[Mailman-Developers] (More) pristine archives

Barry A. Warsaw barry@zope.com
Wed, 28 Aug 2002 09:26:29 -0400

>>>>> "TK" == Tokio Kikuchi <tkikuchi@is.kochi-u.ac.jp> writes:

    >> An interesting issue came up today while we were playing with a
    >> Bayesian spam classifier.  Mailman's archives aren't very
    >> clean.  Messages are sent to the archiver after various
    >> headering munging steps, including the adding of the List-*
    >> headers and the Subject prefix.

    TK> The headers are in the raw archive and not in the monthly (or
    TK> quaterly, weekly) text format archive.
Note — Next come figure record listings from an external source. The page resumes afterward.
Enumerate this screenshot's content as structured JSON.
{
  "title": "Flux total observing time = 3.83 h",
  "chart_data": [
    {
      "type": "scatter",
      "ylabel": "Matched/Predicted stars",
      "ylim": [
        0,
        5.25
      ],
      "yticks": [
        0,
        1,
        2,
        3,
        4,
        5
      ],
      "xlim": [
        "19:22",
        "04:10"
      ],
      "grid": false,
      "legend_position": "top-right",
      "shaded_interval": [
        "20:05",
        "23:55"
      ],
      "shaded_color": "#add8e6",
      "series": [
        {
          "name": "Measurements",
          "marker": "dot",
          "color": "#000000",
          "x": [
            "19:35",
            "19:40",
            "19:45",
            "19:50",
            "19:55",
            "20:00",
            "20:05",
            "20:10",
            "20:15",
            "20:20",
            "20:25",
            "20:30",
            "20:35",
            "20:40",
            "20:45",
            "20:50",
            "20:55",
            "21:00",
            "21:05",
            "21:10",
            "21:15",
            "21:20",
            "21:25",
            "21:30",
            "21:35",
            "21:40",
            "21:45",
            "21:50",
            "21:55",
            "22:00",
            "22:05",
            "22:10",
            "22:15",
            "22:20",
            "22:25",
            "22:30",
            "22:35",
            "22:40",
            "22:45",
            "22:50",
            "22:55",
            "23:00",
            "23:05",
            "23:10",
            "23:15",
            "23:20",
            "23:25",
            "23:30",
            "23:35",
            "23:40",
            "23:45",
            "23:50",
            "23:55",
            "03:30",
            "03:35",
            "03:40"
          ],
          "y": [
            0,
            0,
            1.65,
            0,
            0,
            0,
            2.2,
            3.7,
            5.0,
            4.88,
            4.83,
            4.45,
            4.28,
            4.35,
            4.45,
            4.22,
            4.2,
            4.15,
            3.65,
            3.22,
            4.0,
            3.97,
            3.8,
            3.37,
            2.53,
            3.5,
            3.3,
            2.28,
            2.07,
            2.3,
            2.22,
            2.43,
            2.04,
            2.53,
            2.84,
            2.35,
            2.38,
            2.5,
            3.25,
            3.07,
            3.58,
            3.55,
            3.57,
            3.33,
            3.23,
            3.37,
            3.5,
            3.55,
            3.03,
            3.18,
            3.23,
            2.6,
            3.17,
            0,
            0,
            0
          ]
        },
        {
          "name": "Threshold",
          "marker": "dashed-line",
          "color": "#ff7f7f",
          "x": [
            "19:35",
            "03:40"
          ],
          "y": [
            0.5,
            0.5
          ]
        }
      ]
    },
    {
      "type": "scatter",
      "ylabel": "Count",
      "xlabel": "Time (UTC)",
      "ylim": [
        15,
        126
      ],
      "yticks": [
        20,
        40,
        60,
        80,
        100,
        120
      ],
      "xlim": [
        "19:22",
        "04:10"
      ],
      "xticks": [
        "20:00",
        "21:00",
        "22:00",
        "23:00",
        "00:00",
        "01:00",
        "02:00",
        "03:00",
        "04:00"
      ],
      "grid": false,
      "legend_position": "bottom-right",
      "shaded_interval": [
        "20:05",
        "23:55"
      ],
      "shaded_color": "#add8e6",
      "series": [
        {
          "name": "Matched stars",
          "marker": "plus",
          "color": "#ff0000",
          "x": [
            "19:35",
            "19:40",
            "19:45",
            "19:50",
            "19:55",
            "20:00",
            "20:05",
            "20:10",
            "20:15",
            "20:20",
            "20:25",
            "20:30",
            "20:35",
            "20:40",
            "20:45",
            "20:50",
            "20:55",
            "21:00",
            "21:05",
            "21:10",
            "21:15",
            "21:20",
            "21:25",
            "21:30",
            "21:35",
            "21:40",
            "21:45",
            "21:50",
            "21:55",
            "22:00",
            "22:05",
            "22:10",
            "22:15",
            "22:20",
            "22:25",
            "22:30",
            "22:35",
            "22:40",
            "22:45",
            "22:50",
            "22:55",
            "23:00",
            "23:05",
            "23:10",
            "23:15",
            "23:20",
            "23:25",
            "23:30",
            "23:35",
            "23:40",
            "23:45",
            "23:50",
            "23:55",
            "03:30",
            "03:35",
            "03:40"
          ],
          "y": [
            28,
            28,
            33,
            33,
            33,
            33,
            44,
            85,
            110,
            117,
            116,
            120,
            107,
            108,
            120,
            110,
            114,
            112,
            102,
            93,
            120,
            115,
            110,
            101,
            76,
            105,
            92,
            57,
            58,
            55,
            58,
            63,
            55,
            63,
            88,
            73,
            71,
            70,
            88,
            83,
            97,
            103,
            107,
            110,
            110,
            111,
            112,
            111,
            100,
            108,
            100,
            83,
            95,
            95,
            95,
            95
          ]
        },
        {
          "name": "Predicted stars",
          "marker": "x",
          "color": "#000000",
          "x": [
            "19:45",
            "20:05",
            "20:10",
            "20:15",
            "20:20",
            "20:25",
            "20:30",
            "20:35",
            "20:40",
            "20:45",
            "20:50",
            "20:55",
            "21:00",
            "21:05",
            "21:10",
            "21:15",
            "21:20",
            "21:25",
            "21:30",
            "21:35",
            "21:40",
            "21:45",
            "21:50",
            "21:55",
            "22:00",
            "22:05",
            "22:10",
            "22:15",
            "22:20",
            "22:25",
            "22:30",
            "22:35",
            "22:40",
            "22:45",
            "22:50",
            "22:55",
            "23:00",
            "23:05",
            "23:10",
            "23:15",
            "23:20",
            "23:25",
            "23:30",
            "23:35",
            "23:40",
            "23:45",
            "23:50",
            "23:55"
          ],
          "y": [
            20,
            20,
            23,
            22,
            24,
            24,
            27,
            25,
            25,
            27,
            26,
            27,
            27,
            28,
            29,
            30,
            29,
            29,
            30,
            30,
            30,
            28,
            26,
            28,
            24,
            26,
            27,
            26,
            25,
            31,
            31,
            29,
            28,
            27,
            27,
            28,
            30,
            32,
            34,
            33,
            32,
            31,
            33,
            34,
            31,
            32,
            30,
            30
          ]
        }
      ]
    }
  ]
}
I would rather stop
    TK> publicizing the raw archive even if the other archives are
    TK> public accessible. At least it should be configurable (in
    TK> mm_cfg).

Some headers are stripped before being added to the quarterly/weekly
mini-archive, but both see messages /after/ they've been munged.

(On the second point, I'll try to look at patch #594771.  That would
see like a good opportunity to make raw archives optional.)

    >> We still want to do some munging, e.g. for anonymous lists.
    >> This tells me that we may want to move ToArchive up before
    >> CookHeaders in the global pipeline.

    TK> We use a modified version of mailman 2.0.x in Japan and we
    TK> like a feature of adding numbers in the subject header. The
    TK> users tend to reference articles by the number not by the
    TK> archive URL.  So, we want the archive to be munged.

That seems to be the concensus, i.e. the archive should reflect what
the members get.  Makes sense -- if you want a more pristine archive,
you can interpose a tee to a file before the message gets to Mailman,
or you could add a different handler module.  I'll leave things as is.
    TK> BTW, I'm preparing a patch for numbering the subject prefix.

Cool.  But this is likely a new feature that will have to wait until
after 2.1 final.